P2 case_file

Elasticsearch Capacity Planning for High-Traffic Event Readiness

Sizing a three-node Elasticsearch cluster for a high-traffic event window, with cluster-health gates between steps and a documented rollback path.

Status

Completed

Timeframe

Pre-event change window

Environment

Production · Azure

Cloud Database Observability Production

Context

Three production Elasticsearch nodes in Azure needed to be sized for an upcoming high-traffic event. The cluster fed search and analytics paths the event would amplify.

Problem

Existing capacity left thin headroom under the projected load.
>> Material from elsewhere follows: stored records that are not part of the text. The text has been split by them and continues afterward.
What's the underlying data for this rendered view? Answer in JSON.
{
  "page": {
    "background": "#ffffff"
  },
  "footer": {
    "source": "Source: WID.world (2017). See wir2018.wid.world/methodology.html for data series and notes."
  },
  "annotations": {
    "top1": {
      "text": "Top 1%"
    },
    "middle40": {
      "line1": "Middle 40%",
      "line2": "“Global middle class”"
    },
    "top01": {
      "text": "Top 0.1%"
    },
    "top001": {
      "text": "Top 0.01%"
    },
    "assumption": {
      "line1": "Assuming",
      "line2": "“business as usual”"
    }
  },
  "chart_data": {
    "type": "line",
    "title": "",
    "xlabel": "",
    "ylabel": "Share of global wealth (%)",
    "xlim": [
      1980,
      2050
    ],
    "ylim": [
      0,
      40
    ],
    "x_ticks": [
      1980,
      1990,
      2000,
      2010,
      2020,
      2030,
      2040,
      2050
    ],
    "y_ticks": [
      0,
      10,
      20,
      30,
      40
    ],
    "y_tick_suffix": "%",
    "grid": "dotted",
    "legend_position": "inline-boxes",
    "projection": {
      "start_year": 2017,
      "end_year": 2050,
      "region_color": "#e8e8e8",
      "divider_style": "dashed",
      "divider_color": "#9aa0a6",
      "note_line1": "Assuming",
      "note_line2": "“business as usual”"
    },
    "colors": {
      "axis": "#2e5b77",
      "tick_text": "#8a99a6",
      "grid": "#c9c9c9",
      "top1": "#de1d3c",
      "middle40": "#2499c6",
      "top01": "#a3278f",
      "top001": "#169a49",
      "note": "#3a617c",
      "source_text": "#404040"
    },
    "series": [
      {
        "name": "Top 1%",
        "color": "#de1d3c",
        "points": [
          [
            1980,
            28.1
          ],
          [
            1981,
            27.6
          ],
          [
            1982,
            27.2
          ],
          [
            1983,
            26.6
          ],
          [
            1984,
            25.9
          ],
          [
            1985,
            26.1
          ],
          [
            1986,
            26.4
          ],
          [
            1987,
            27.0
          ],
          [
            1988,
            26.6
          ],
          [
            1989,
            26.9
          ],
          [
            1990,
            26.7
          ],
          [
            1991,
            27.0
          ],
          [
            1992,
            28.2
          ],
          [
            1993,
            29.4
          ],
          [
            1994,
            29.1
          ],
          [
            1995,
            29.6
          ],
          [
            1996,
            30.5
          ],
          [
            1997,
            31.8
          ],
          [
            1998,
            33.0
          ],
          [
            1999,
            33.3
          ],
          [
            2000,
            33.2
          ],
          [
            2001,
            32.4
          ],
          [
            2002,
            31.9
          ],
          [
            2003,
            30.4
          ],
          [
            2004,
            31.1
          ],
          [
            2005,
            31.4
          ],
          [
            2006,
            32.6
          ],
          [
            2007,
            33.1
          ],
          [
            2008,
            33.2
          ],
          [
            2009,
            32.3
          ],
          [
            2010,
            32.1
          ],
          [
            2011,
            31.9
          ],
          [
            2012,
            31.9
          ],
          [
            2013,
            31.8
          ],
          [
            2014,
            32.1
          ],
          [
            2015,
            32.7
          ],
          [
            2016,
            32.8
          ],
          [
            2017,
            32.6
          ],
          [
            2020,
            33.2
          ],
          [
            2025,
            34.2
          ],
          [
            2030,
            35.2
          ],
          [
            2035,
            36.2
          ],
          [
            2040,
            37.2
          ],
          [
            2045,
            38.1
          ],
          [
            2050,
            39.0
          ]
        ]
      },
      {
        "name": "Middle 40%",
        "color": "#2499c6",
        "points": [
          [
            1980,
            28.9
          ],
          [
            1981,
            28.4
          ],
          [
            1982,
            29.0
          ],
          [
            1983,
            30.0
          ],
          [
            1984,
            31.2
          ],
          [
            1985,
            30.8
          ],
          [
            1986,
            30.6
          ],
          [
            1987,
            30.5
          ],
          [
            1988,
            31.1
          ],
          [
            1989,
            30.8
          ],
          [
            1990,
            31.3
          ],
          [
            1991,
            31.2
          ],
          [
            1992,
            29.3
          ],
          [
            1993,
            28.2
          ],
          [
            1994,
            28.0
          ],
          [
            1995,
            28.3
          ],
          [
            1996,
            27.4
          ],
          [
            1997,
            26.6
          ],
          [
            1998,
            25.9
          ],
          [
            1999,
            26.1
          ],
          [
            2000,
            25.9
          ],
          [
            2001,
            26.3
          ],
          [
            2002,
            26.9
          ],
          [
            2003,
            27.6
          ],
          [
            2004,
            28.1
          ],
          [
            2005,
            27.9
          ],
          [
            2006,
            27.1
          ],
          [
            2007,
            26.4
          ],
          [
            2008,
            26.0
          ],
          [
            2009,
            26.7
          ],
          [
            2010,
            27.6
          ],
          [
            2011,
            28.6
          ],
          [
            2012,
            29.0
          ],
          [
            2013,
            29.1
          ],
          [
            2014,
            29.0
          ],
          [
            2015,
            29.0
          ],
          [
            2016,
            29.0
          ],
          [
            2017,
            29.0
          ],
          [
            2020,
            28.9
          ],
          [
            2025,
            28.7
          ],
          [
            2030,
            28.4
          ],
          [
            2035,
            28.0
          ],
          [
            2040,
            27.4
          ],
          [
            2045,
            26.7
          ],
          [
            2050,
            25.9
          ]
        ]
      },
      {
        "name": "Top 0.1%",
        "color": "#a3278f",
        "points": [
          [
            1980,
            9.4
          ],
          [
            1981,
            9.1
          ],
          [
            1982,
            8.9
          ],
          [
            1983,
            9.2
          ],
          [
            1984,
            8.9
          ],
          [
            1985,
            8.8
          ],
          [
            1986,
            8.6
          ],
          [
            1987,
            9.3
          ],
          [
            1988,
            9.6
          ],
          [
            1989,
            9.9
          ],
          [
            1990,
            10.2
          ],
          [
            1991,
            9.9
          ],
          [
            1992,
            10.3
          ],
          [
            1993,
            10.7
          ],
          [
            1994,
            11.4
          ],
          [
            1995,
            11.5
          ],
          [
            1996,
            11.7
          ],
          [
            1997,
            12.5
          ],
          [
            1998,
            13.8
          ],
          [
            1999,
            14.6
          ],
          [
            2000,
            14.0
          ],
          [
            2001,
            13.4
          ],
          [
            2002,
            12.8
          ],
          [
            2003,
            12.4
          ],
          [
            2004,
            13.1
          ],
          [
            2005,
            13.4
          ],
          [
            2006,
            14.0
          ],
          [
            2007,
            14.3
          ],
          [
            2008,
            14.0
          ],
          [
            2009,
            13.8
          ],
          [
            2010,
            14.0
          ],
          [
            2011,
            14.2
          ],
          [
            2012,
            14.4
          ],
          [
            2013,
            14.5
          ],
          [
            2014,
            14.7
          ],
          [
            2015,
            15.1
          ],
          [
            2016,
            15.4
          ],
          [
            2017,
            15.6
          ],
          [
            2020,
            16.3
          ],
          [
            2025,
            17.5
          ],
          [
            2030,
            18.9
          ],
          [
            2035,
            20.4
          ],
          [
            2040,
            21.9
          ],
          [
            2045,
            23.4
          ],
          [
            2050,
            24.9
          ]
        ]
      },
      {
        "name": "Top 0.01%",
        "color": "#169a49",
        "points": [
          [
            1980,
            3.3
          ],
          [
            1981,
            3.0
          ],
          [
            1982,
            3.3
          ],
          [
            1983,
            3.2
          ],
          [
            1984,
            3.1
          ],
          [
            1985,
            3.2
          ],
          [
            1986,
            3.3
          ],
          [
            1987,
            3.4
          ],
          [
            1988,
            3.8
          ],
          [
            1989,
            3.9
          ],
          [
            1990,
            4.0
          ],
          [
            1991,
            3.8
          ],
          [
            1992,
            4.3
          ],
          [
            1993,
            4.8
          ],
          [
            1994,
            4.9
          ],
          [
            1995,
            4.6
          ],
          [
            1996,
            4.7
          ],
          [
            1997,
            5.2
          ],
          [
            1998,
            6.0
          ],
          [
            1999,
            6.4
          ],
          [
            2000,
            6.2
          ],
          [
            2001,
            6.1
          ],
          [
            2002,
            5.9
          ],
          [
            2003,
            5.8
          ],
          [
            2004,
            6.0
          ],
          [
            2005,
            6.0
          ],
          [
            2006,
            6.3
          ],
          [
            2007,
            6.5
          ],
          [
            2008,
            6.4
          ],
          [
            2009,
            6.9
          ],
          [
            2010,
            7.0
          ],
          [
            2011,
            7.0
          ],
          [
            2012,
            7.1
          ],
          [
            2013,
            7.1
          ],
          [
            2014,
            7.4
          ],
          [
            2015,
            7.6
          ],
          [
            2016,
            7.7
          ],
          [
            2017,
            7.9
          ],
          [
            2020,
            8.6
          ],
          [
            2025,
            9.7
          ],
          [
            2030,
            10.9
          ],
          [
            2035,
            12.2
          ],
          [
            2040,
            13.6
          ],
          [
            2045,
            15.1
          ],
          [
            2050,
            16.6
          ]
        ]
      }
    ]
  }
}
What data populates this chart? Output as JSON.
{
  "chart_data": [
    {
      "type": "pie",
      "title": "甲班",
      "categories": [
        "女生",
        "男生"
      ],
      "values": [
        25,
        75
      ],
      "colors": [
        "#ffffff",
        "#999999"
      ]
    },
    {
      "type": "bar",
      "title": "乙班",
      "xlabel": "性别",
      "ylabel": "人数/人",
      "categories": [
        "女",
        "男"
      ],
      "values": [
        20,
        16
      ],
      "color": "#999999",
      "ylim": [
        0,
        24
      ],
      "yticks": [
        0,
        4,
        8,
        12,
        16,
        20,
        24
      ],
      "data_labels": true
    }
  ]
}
Resizing had to be done with controlled risk, validated cluster health, and a clear rollback path before the event window.

My role

Capacity planner and operator: defined the sizing target, executed the resize, and ran the cluster-health checks.

Technical actions

[01] Increased vCPU and RAM on all three Elasticsearch nodes.
[02] Adjusted JVM heap to roughly 50% of available RAM, respecting Elasticsearch's recommended heap ceiling.
[03] Validated cluster state, shard allocation and recovery via the cluster health API between steps.
[04] Documented the rollback path in case post-resize behaviour deviated from baseline.

Operational impact

Cluster prepared and validated for the event window with a documented rollback path. Sizing decisions captured for future event-readiness work.

Evidence

[✓] vCPU and RAM increased on all three nodes.
[✓] JVM heap aligned to ~50% of available RAM, within Elasticsearch's recommended ceiling.
[✓] Cluster state, shard allocation and recovery validated via the cluster health API between steps.
[✓] Rollback path documented before the event window opened.

What this demonstrates

Capacity planning tied to a real workload event, not abstract benchmarks.
Working knowledge of Elasticsearch operational constraints (heap, shards, cluster state).
Treating resizes as production changes with health gates and rollback.

Why this matters

Capacity planning sounds tidy in slides. In production it is a sequence of small irreversible changes you would rather not make at peak. This case is the kind that earns the slide.